L’utilisation de programmes créés par Kaspersky Labs, basé en Russie, serait considérée comme une menace pour la sécurité nationale américaine.

Washington s’apprête à annoncer son intention d’interdire la vente aux Etats-Unis de logiciels antivirus fabriqués par la société russe de cybersécurité Kaspersky Labs, selon un rapport de Reuters citant des sources.

Des personnes proches du dossier ont déclaré au média que les liens étroits de l’entreprise avec le gouvernement russe étaient considérés par l’administration Biden comme posant un problème. « risque critique ». Les sources ont cité les inquiétudes de Washington quant à l’accès privilégié du logiciel aux systèmes informatiques qui pourrait lui permettre de voler des informations sensibles aux utilisateurs américains, d’installer des logiciels malveillants ou de refuser des mises à jour critiques.

Selon le rapport, l’entreprise russe de cybersécurité pourrait également être ajoutée à une liste de restrictions commerciales, ce qui empêcherait effectivement les fournisseurs américains d’une entreprise de la vendre. Une telle décision pourrait avoir un impact considérable sur la réputation et les ventes internationales de l’entreprise, ont indiqué les sources.

Les restrictions entreraient en vigueur le 29 septembre, donnant aux entreprises 100 jours pour trouver des alternatives. Les téléchargements de mises à jour logicielles, les reventes et les licences du produit seront également interdits. Kaspersky Labs sera interdit aux États-Unis 30 jours après l’annonce des restrictions. Le ministère du Commerce informera les entreprises avant de prendre des mesures coercitives à leur encontre.

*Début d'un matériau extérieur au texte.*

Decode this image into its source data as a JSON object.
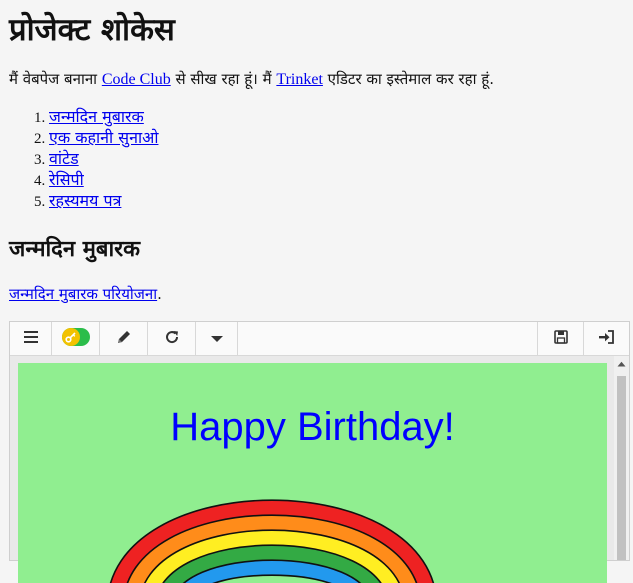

Si le ministère se contente d’ajouter l’entité russe à sa liste de restrictions commerciales, les dommages seront en grande partie liés à la réputation, a déclaré Reuters. Si des unités étrangères étaient ajoutées, cette décision pourrait entraver considérablement la chaîne d’approvisionnement de l’entreprise de cybersécurité, a-t-il ajouté.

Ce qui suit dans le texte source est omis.